President Bush, Vice President Cheney, and a small handful of trusted advisers sought and obtained dubious legal opinions enabling them to circumvent American laws and traditions.

In the name of protecting national security, the executive branch sanctioned coerced confessions, extrajudicial detention, and other violations of individuals’ liberties that had been prohibited since the country’s founding. They turned the Justice Department’s Office of Legal Counsel into a political instrument, which they used to expand their own executive power at the expense of long-standing checks and balances.


Times: ‘Pressure Builds as Lehman Faces Mounting Losses’

As it usually does, the paper of record takes the angle of the pressure on the suffering bank instead of the broader, more logical angle of the pressure of the bank’s looming collapse on the rest of the world’s economy. The Times lede:

The trouble at Lehman Brothers is rapidly becoming a race against time for the struggling Wall Street bank.

Lehman’s fortunes dwindled further on Wednesday as the firm, staggered by the biggest loss in its 158-year history, fought to regain confidence among investors.

You have to go overseas to get to the real news: what impact this collapse is having on the rest of the planet outside Lehman’s Seventh Avenue HQ. Try this one from the Financial Times in London: “Lehman survival strategy fails to lift markets.”


Daily News: ‘Biden blunder: Joe says maybe Hillary Clinton would make better VP’

Joe Biden is already giving us an example of how he just can’t keep his big yap shut — even when he’s responding to praise.

No one wants a veep who’s not confident in himself or herself, but Biden just couldn’t let a compliment pass.

Hillary Clinton is as qualified or more qualified than I am to be vice president of the United States of America – let’s get that straight,” Biden said testily after a voter said he was “very pleased” that Democratic nominee Barack Obama had chosen him instead of Clinton.

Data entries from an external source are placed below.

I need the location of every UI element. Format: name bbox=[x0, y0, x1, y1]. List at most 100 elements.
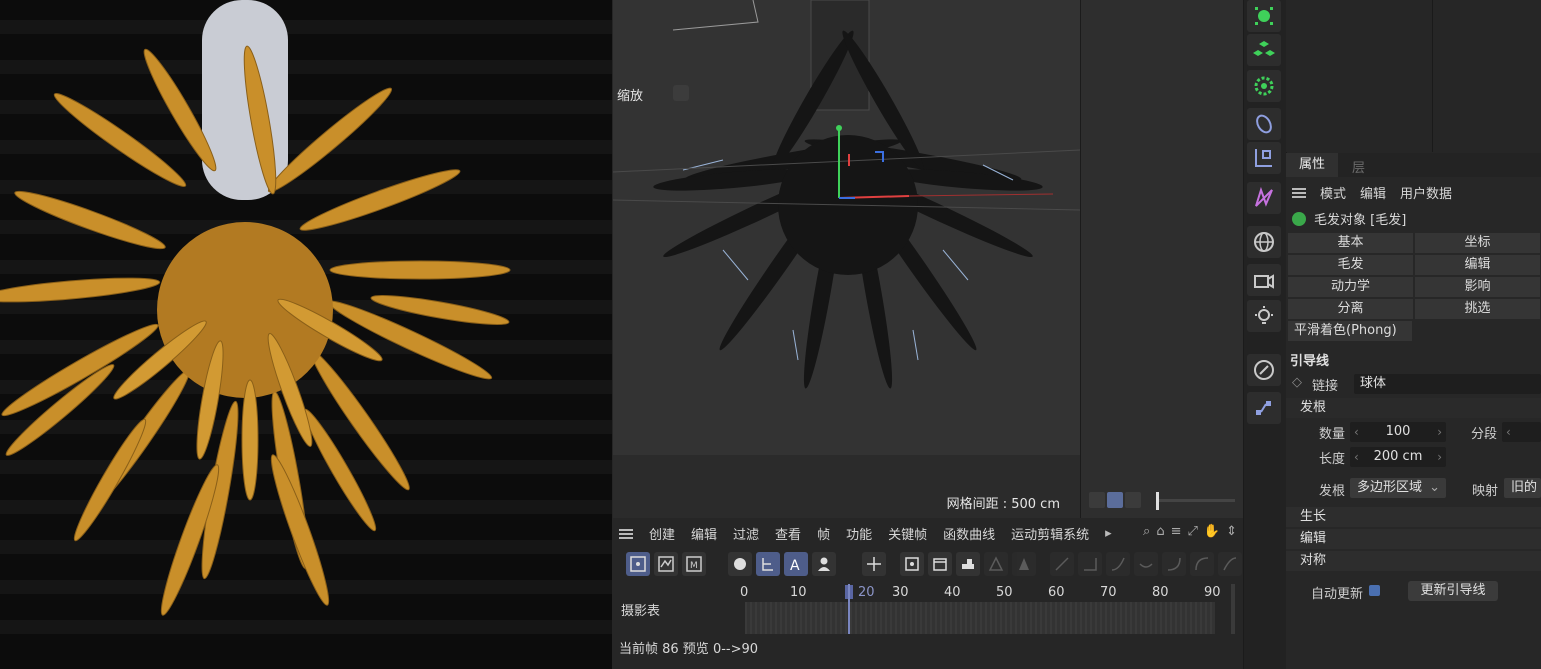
link-field[interactable]: 球体 bbox=[1354, 374, 1541, 394]
root-type-dropdown[interactable]: 多边形区域 ⌄ bbox=[1350, 478, 1446, 498]
hand-icon[interactable]: ✋ bbox=[1204, 524, 1220, 539]
more-arrow-icon[interactable]: ▸ bbox=[1105, 526, 1112, 541]
menu-create[interactable]: 创建 bbox=[649, 524, 675, 543]
count-label: 数量 bbox=[1319, 427, 1346, 442]
search-icon[interactable]: ⌕ bbox=[1143, 524, 1150, 539]
mograph-icon[interactable] bbox=[1247, 34, 1281, 66]
tab-dynamics[interactable]: 动力学 bbox=[1288, 277, 1413, 297]
zoom-slider[interactable] bbox=[1157, 499, 1235, 502]
clip-button[interactable] bbox=[928, 552, 952, 576]
menu-motion-clip[interactable]: 运动剪辑系统 bbox=[1011, 524, 1089, 543]
3d-viewport[interactable]: 缩放 网格间距 : 500 cm bbox=[613, 0, 1081, 518]
home-icon[interactable]: ⌂ bbox=[1156, 524, 1164, 539]
light-icon[interactable] bbox=[1247, 300, 1281, 332]
auto-update-checkbox[interactable] bbox=[1369, 585, 1380, 596]
tab-phong[interactable]: 平滑着色(Phong) bbox=[1288, 321, 1412, 341]
frame-ruler[interactable]: 0 10 20 30 40 50 60 70 80 90 bbox=[740, 584, 1221, 602]
field-icon[interactable] bbox=[1247, 182, 1281, 214]
nodes-icon[interactable] bbox=[1247, 392, 1281, 424]
tab-layers[interactable]: 层 bbox=[1352, 157, 1365, 176]
mapping-dropdown[interactable]: 旧的 bbox=[1504, 478, 1541, 498]
linear-interp-button bbox=[1050, 552, 1074, 576]
tab-hair[interactable]: 毛发 bbox=[1288, 255, 1413, 275]
cloner-icon[interactable] bbox=[1247, 0, 1281, 32]
attributes-tabs: 属性 层 bbox=[1286, 153, 1541, 177]
spline-interp-button bbox=[1106, 552, 1130, 576]
menu-frame[interactable]: 帧 bbox=[817, 524, 830, 543]
dopesheet-mode-button[interactable] bbox=[626, 552, 650, 576]
zoom-slider-knob[interactable] bbox=[1156, 492, 1159, 510]
auto-key-button[interactable]: A bbox=[784, 552, 808, 576]
tab-basic[interactable]: 基本 bbox=[1288, 233, 1413, 253]
tab-edit[interactable]: 编辑 bbox=[1415, 255, 1540, 275]
tool-palette bbox=[1243, 0, 1287, 669]
list-view-icon[interactable] bbox=[1089, 492, 1105, 508]
menu-view[interactable]: 查看 bbox=[775, 524, 801, 543]
tab-coord[interactable]: 坐标 bbox=[1415, 233, 1540, 253]
length-decrement-icon[interactable]: ‹ bbox=[1354, 447, 1359, 467]
grid-view-icon[interactable] bbox=[1107, 492, 1123, 508]
motion-mode-button[interactable]: M bbox=[682, 552, 706, 576]
ease-in-out-button bbox=[1134, 552, 1158, 576]
playhead-line[interactable] bbox=[848, 584, 850, 634]
sphere-key-button[interactable] bbox=[728, 552, 752, 576]
tab-influence[interactable]: 影响 bbox=[1415, 277, 1540, 297]
tab-attributes[interactable]: 属性 bbox=[1286, 153, 1338, 177]
edit-section[interactable]: 编辑 bbox=[1286, 529, 1541, 549]
menu-functions[interactable]: 功能 bbox=[846, 524, 872, 543]
update-guides-button[interactable]: 更新引导线 bbox=[1408, 581, 1498, 601]
svg-text:A: A bbox=[790, 558, 800, 573]
menu-edit[interactable]: 编辑 bbox=[1360, 183, 1386, 202]
maximize-icon[interactable]: ⤢ bbox=[1188, 524, 1198, 539]
menu-keyframes[interactable]: 关键帧 bbox=[888, 524, 927, 543]
zoom-toggle-icon[interactable] bbox=[673, 85, 689, 101]
menu-user-data[interactable]: 用户数据 bbox=[1400, 183, 1452, 202]
zoom-label: 缩放 bbox=[617, 89, 644, 104]
count-field[interactable]: ‹ 100 › bbox=[1350, 422, 1446, 442]
menu-mode[interactable]: 模式 bbox=[1320, 183, 1346, 202]
segments-decrement-icon[interactable]: ‹ bbox=[1506, 422, 1511, 442]
length-value: 200 cm bbox=[1373, 449, 1423, 464]
grid-spacing-label: 网格间距 : 500 cm bbox=[946, 497, 1060, 512]
spline-cube-icon[interactable] bbox=[1247, 142, 1281, 174]
menu-fcurves[interactable]: 函数曲线 bbox=[943, 524, 995, 543]
menu-filter[interactable]: 过滤 bbox=[733, 524, 759, 543]
globe-icon[interactable] bbox=[1247, 226, 1281, 258]
pen-icon[interactable] bbox=[1247, 354, 1281, 386]
segments-field[interactable]: ‹ bbox=[1502, 422, 1541, 442]
single-view-icon[interactable] bbox=[1125, 492, 1141, 508]
user-icon[interactable] bbox=[812, 552, 836, 576]
roots-section-label: 发根 bbox=[1300, 400, 1327, 415]
tab-select[interactable]: 挑选 bbox=[1415, 299, 1540, 319]
tab-detach[interactable]: 分离 bbox=[1288, 299, 1413, 319]
decrement-icon[interactable]: ‹ bbox=[1354, 422, 1359, 442]
keyframe-track-area[interactable] bbox=[745, 602, 1215, 634]
filter-icon[interactable]: ≡ bbox=[1171, 524, 1182, 539]
camera-icon[interactable] bbox=[1247, 264, 1281, 296]
move-key-button[interactable] bbox=[862, 552, 886, 576]
viewport-scene bbox=[613, 0, 1080, 389]
frame-selected-button[interactable] bbox=[900, 552, 924, 576]
fcurve-mode-button[interactable] bbox=[654, 552, 678, 576]
hierarchy-button[interactable] bbox=[756, 552, 780, 576]
sweep-button[interactable] bbox=[956, 552, 980, 576]
roots-section[interactable]: 发根 bbox=[1286, 398, 1541, 418]
auto-update-label: 自动更新 bbox=[1311, 587, 1364, 602]
gear-sphere-icon[interactable] bbox=[1247, 70, 1281, 102]
ruler-tick: 40 bbox=[944, 585, 961, 600]
length-field[interactable]: ‹ 200 cm › bbox=[1350, 447, 1446, 467]
menu-edit[interactable]: 编辑 bbox=[691, 524, 717, 543]
menu-icon[interactable] bbox=[1292, 187, 1306, 198]
length-increment-icon[interactable]: › bbox=[1437, 447, 1442, 467]
ruler-tick: 50 bbox=[996, 585, 1013, 600]
timeline-scrollbar[interactable] bbox=[1231, 584, 1235, 634]
increment-icon[interactable]: › bbox=[1437, 422, 1442, 442]
link-diamond-icon[interactable]: ◇ bbox=[1292, 375, 1302, 390]
timeline-menu-icon[interactable] bbox=[619, 528, 633, 539]
growth-section[interactable]: 生长 bbox=[1286, 507, 1541, 527]
symmetry-section[interactable]: 对称 bbox=[1286, 551, 1541, 571]
guides-title: 引导线 bbox=[1290, 354, 1330, 369]
move-icon[interactable]: ⇕ bbox=[1226, 524, 1237, 539]
attributes-menu: 模式 编辑 用户数据 bbox=[1292, 183, 1452, 202]
deformer-icon[interactable] bbox=[1247, 108, 1281, 140]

“She is qualified to be President of the United States of America, she’s easily qualified to be vice president of the United States of America and, quite frankly, it might have been a better pick than me,” the Delaware senator added forcefully. “I mean that sincerely, she is first- rate.”

OK, OK, we get the point: You’re trying to pander to women to counter the presence of a woman on the GOP ticket.

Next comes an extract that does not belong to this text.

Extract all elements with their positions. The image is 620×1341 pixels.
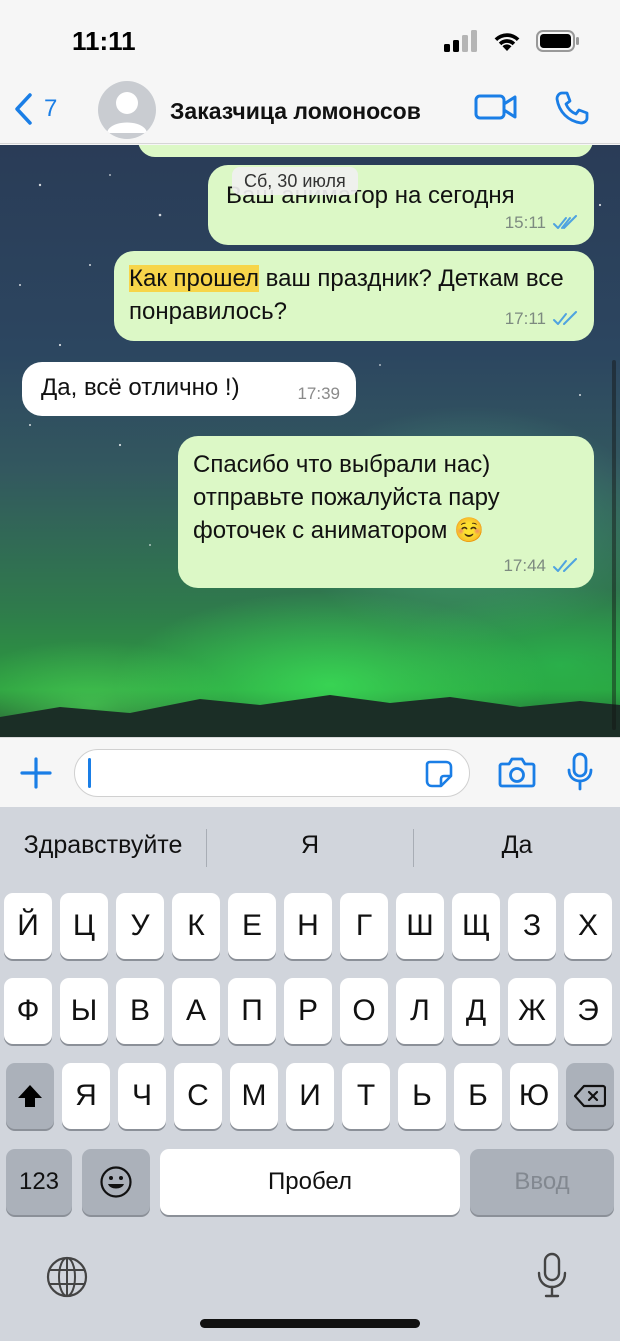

Shut the fuck up already with the “I’m not worthy” bit. How will you try to show, in this popularity contest, that Sarah Palin‘s not worthy if you say that about yourself? Suitors — successful ones — don’t act that way.

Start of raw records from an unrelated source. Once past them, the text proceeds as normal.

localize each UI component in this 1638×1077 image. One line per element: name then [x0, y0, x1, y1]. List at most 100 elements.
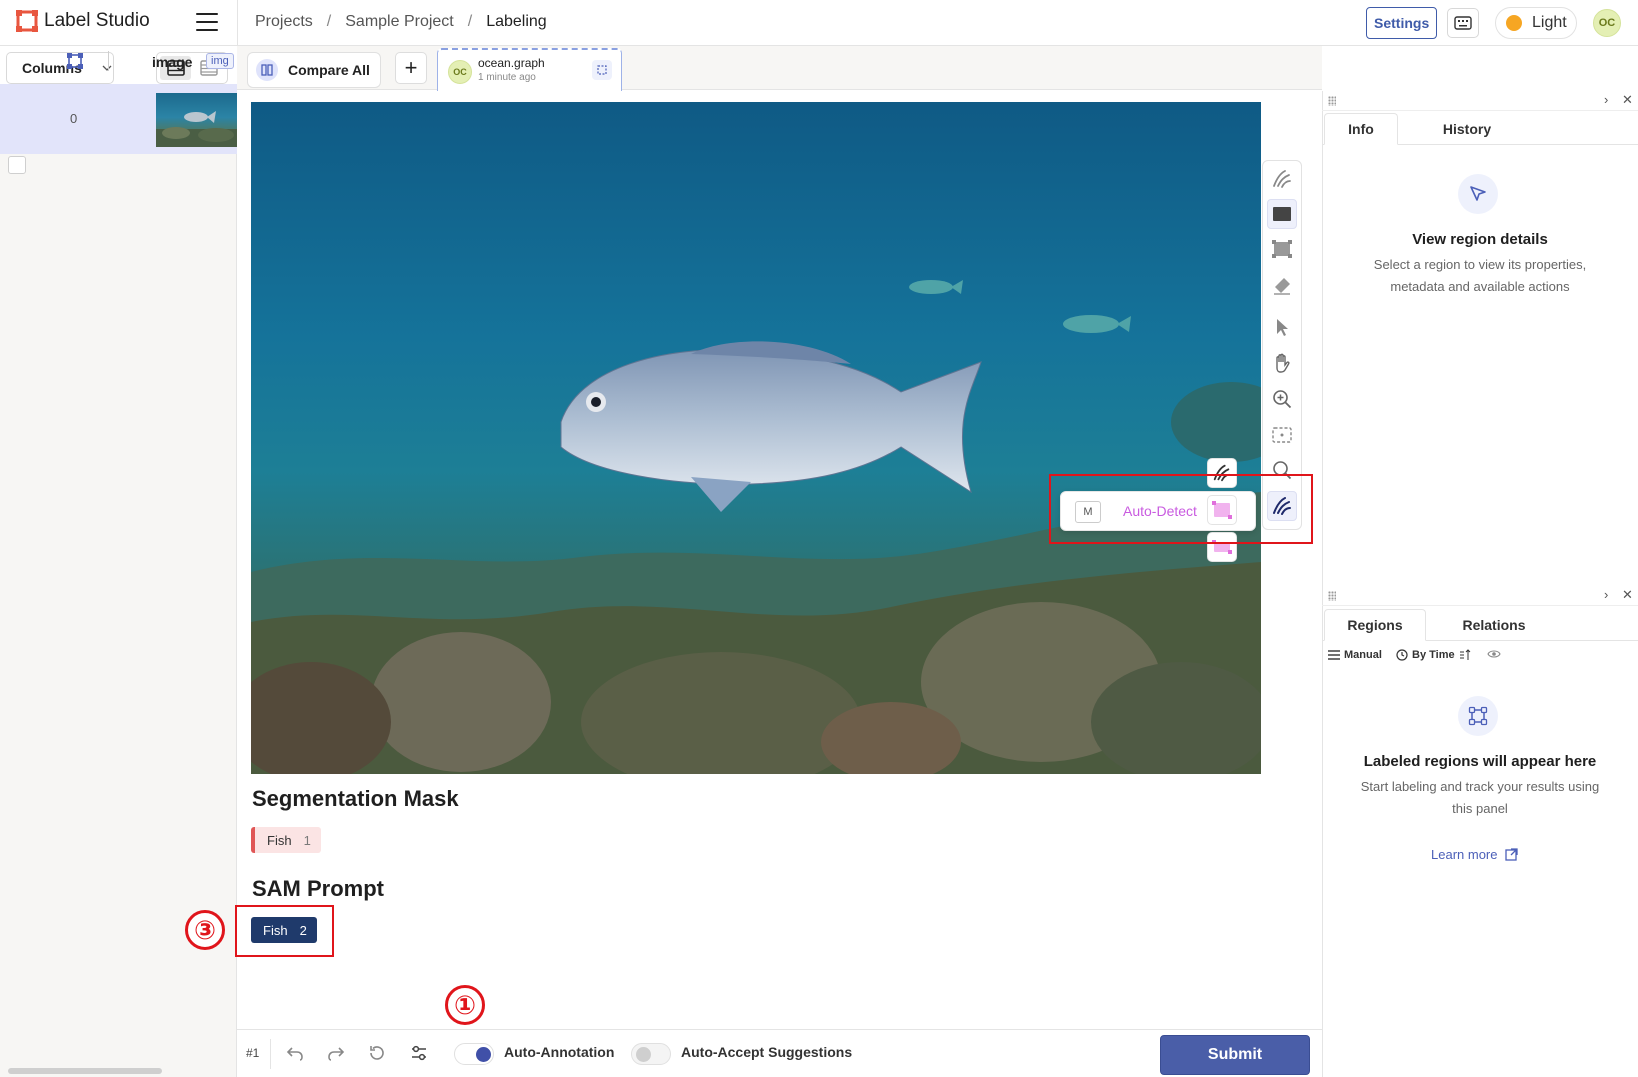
keyboard-icon: [1454, 16, 1472, 30]
tab-info[interactable]: Info: [1324, 113, 1398, 145]
task-number: #1: [246, 1046, 260, 1060]
region-details-icon: [1458, 174, 1498, 214]
auto-annotation-toggle[interactable]: [454, 1043, 494, 1065]
theme-toggle[interactable]: Light: [1495, 7, 1577, 39]
theme-label: Light: [1532, 14, 1567, 31]
add-annotation-button[interactable]: +: [395, 52, 427, 84]
regions-tabs: Regions Relations: [1322, 609, 1638, 641]
toggle-knob: [636, 1047, 651, 1062]
info-panel-header: › ✕: [1322, 91, 1638, 111]
tab-history[interactable]: History: [1412, 113, 1522, 145]
task-thumbnail[interactable]: [156, 93, 237, 147]
auto-annotation-label: Auto-Annotation: [504, 1044, 615, 1060]
close-panel-icon[interactable]: ✕: [1622, 92, 1633, 108]
settings-sliders-button[interactable]: [408, 1042, 430, 1064]
drag-handle-icon[interactable]: [1328, 591, 1336, 601]
keyboard-shortcuts-button[interactable]: [1447, 8, 1479, 38]
pan-tool[interactable]: [1267, 348, 1297, 378]
brush-icon: [1273, 170, 1291, 188]
sort-icon: [1459, 649, 1470, 660]
select-tool[interactable]: [1267, 312, 1297, 342]
image-type-badge: img: [206, 53, 234, 69]
label-chip-fish-mask[interactable]: Fish 1: [251, 827, 321, 853]
callout-number: ③: [185, 910, 225, 950]
toggle-knob: [476, 1047, 491, 1062]
sliders-icon: [412, 1045, 426, 1061]
annotation-tab[interactable]: OC ocean.graph 1 minute ago: [437, 48, 622, 91]
eraser-icon: [1274, 278, 1290, 295]
rectangle-outline-tool[interactable]: [1267, 234, 1297, 264]
segmentation-title: Segmentation Mask: [252, 786, 459, 811]
regions-empty-description: Start labeling and track your results us…: [1360, 779, 1600, 816]
redo-button[interactable]: [325, 1042, 347, 1064]
plus-icon: +: [404, 55, 418, 80]
hand-icon: [1276, 353, 1290, 373]
manual-sort-button[interactable]: Manual: [1328, 649, 1382, 661]
auto-accept-label: Auto-Accept Suggestions: [681, 1044, 853, 1060]
annotations-column-icon: [66, 52, 84, 70]
tab-relations[interactable]: Relations: [1434, 609, 1554, 641]
tab-regions[interactable]: Regions: [1324, 609, 1426, 641]
avatar[interactable]: OC: [1593, 9, 1621, 37]
divider: [237, 0, 238, 46]
info-empty-title: View region details: [1412, 231, 1548, 248]
zoom-in-tool[interactable]: [1267, 384, 1297, 414]
collapse-panel-icon[interactable]: ›: [1604, 92, 1608, 107]
label-name: Fish: [267, 832, 292, 848]
menu-icon[interactable]: [196, 13, 218, 31]
by-time-label: By Time: [1412, 649, 1455, 661]
info-empty-description: Select a region to view its properties, …: [1373, 257, 1587, 294]
submit-button[interactable]: Submit: [1160, 1035, 1310, 1075]
callout-number: ①: [445, 985, 485, 1025]
brush-tool[interactable]: [1267, 164, 1297, 194]
cursor-icon: [1277, 319, 1288, 336]
annotation-menu-icon[interactable]: [592, 60, 612, 80]
breadcrumb-project[interactable]: Sample Project: [345, 13, 454, 31]
divider: [270, 1039, 271, 1069]
regions-panel-header: › ✕: [1322, 586, 1638, 606]
learn-more-link[interactable]: Learn more: [1431, 847, 1519, 862]
columns-dropdown[interactable]: Columns: [6, 52, 114, 84]
annotation-time: 1 minute ago: [478, 72, 536, 83]
reset-icon: [370, 1046, 384, 1060]
breadcrumb-projects[interactable]: Projects: [255, 13, 313, 31]
callout-box-auto-detect: [1049, 474, 1313, 544]
rectangle-tool[interactable]: [1267, 199, 1297, 229]
breadcrumb-separator: /: [467, 13, 473, 30]
by-time-sort-button[interactable]: By Time: [1396, 649, 1471, 661]
bounding-box-icon: [1468, 706, 1488, 726]
eraser-tool[interactable]: [1267, 269, 1297, 299]
label-studio-logo-icon: [16, 10, 38, 32]
fit-to-screen-tool[interactable]: [1267, 420, 1297, 450]
info-tabs: Info History: [1322, 113, 1638, 145]
image-column-header[interactable]: image: [152, 54, 192, 70]
lines-icon: [1328, 650, 1340, 660]
cursor-outline-icon: [1470, 186, 1486, 201]
rectangle-outline-icon: [1272, 240, 1292, 258]
undo-button[interactable]: [284, 1042, 306, 1064]
settings-button[interactable]: Settings: [1366, 7, 1438, 39]
logo[interactable]: Label Studio: [16, 10, 150, 32]
close-panel-icon[interactable]: ✕: [1622, 587, 1633, 603]
compare-all-label: Compare All: [288, 62, 370, 78]
auto-accept-toggle[interactable]: [631, 1043, 671, 1065]
manual-label: Manual: [1344, 649, 1382, 661]
drag-handle-icon[interactable]: [1328, 96, 1336, 106]
row-checkbox[interactable]: [8, 156, 26, 174]
label-hotkey: 1: [303, 832, 311, 848]
zoom-in-icon: [1273, 390, 1292, 409]
eye-icon: [1487, 650, 1501, 658]
label-chip-fish-sam[interactable]: Fish 2: [251, 917, 317, 943]
compare-icon: [256, 59, 278, 81]
horizontal-scrollbar[interactable]: [8, 1068, 162, 1074]
breadcrumb: Projects / Sample Project / Labeling: [255, 13, 547, 31]
reset-button[interactable]: [366, 1042, 388, 1064]
compare-all-button[interactable]: Compare All: [247, 52, 381, 88]
visibility-toggle[interactable]: [1487, 649, 1501, 659]
redo-icon: [328, 1047, 345, 1061]
annotator-avatar: OC: [448, 60, 472, 84]
external-link-icon: [1505, 848, 1519, 861]
collapse-panel-icon[interactable]: ›: [1604, 587, 1608, 602]
image-canvas[interactable]: [251, 102, 1261, 774]
clock-icon: [1396, 649, 1408, 661]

And notice that Biden even said it “testily” instead of graciously. The guy is more competent than he sounds, but you wouldn’t know it. Trouble is brewing for the Demo ticket, because it’s sound, not substance, that bites.


Post: ‘QNS. POL CAUGHT IN STING: FBI NABS “$500,000 GRAFT” ASSEMBLYMAN’

Good one from Fred Dicker and his colleagues:

In an unprecedented sting that brought an undercover FBI agent onto the state Capitol floor, a veteran Democratic assemblyman from Queens was busted yesterday for allegedly taking $500,000 in bribes, prosecutors announced.

Anthony Seminerio, 73, who has represented South Ozone Park since 1978 and often boasted he was “John Gotti’s assemblyman,” was charged with running a secret consulting firm through which he pocketed the cash in return for peddling influence in Albany.

An FBI agent going undercover on the Capitol floor. Send that man to Congress!